To belabor the obvious, this setup staged and imaged like demons. Anyone no longer a hifi virgin could tell just by looking at it. What that wouldn't tell you is dynamic jump factor and ability to let wiry attacks snarl. The German word schnalzen denotes clicking one's tongue, snapping fingers or cracking a whip. Whatever your favorite English word is for all that, Mini knew it. Rather than laid back and contemplative, when fronted by the DC-coupled fast Goldmund amp, this sound was exciting, energetic and visceral not cerebral. From 35 to 40dB of passive-magnetic signal cut off the Terminator Plus' 4Vrms XLR output got room-pressing loud. Again, this physical shrinkage isn't had at the cost of 81dB inefficiency. It behaves like any other standard ~88dB load. That's surprising but a likely contributor to such willing exuberance. Inert cabinetry, self-damping drivers and quality filter parts are the other usual or not so usual suspects.

That left our large system to unleash Mini in. Here's a parting glance at the upstairs, sub and SD-card source outside the frame. Speaker wise, I call that visually most unobtrusive. At €122.46 delivered, I also thought these white Q-acoustics stands ideally matched. Shipped standard with two different top plates, the bigger one with its sides curved up fits perfectly. I'd first used the smaller one inverted. Anything more on the stand front would be excessive, too. Time for Act N°4 before the fat lady sings; and an intermission to cover Mr. Seo's background.
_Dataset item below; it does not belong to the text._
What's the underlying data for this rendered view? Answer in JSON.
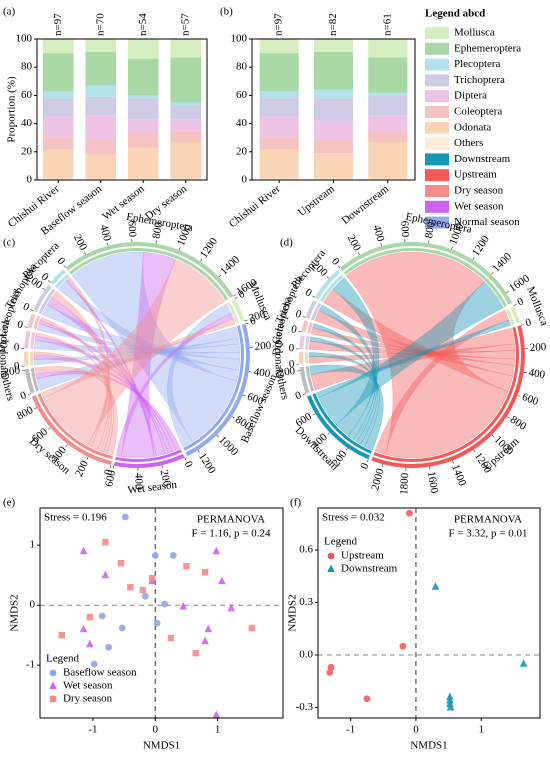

"Jun majored in Mathematics or topology to be precise. In his products you hear from where his obsession with correct phase stems. Born in 1974, he grew up during a time when audio gear was a symbol of wealth in South Korea. His parents were teachers and dedicated their efforts to providing him with a range of experiences; including a tube-based sound system. His audio curiosity began when he tore apart his 1195R CD player which used a bit-stream DAC. After graduating college, he became a math teacher at a private institute. His teaching talents generated fame which advertised his institute on national radio. Early success then allowed him to pursue the hifi hobby with high-end equipment, making him one of very few young Korean audiophiles of the time. He also played in numerous bands and describes his marriage as being not only to his wife but to audio. Back then he believed that he needed different systems for different music genres. He used three rooms in his house for different setups. The first had Rosa and Andra speakers from Egglestone Works with Jeff Rowland amplifiers and a Burmester preamp. The second used AR4X speakers with his own amplifier. The third ran Ruark Equinox speakers. He loved the harmonics their wood enclosure created. Each room had multiple models from his chosen brands. He once owned seven AR4X speakers and five Ruarks at the same time. He loved Bebop and Pop over the AR4X.
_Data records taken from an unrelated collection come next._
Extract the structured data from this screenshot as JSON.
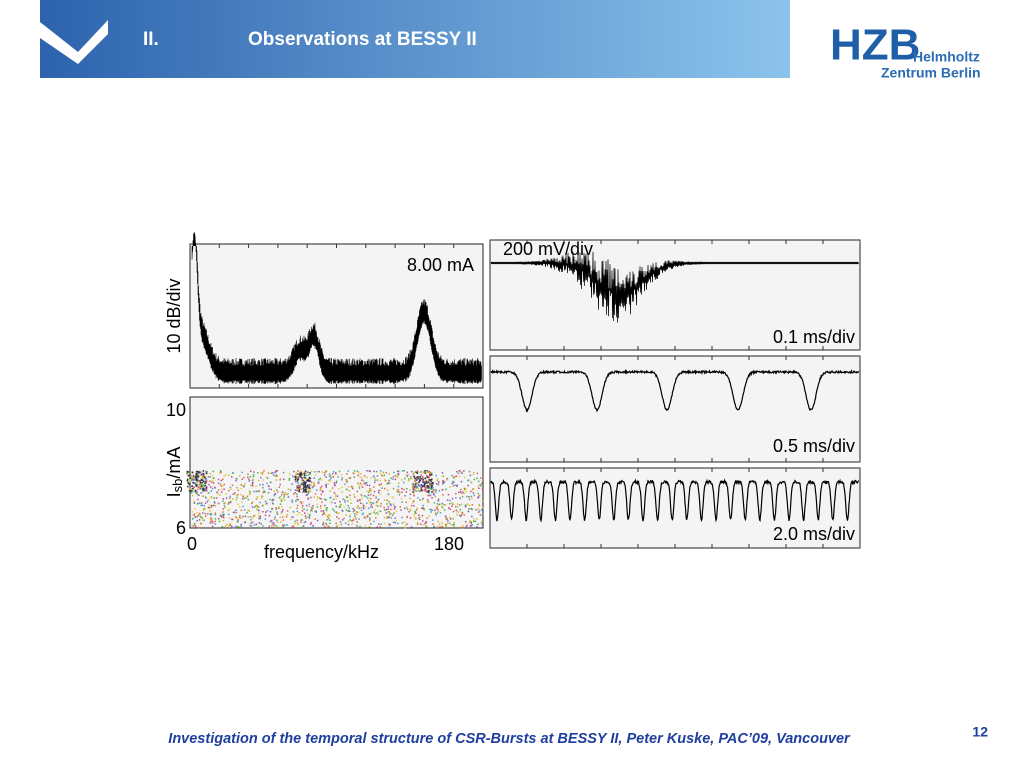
{
  "header": {
    "number": "II.",
    "title": "Observations at BESSY II"
  },
  "logo": {
    "mark": "HZB",
    "line1": "Helmholtz",
    "line2": "Zentrum Berlin"
  },
  "figure": {
    "spectrum": {
      "current": "8.00 mA",
      "ylabel": "10 dB/div"
    },
    "spectrogram": {
      "ytop": "10",
      "ybottom": "6",
      "ylabel": {
        "main": "I",
        "sub": "sb",
        "rest": "/mA"
      },
      "xleft": "0",
      "xright": "180",
      "xlabel": "frequency/kHz"
    },
    "traces": {
      "vscale": "200 mV/div",
      "t1": "0.1 ms/div",
      "t2": "0.5 ms/div",
      "t3": "2.0 ms/div"
    }
  },
  "footer": {
    "text": "Investigation of the temporal structure of CSR-Bursts at BESSY II, Peter Kuske, PAC’09, Vancouver",
    "page": "12"
  }
}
"His broad tastes in music led him to buying different instruments and learn how to play them. This helped him understand how each produces sound to later inform his speaker design. A double bass, electric bass and Fender acoustic bass all sound different but must all be replayed with proper sonic mass. James Taylor and Eric Clapton sound different on the same instrument. Yamaha Motif and Korg synths differ. Learning about their signatures hands on became Jun's great pleasure. It led him to design speakers that would play classical music and Jazz equally well. When local doctors in Daegu acquired them, it gave him confidence to formally enter the audio industry. To this day, many around Jun express concern that he gave up a successful stable career to pursue this hifi passion instead. His sonic philosophy prioritizes solid sound density, clear mids and a comfortable listening experience. He carefully picks his parts and materials to tune all of his products. For already 15 years he's fielded his own blogs and Cafe Naver threads to promote his products locally. They finally had their US debut at the Axpona 2022 show."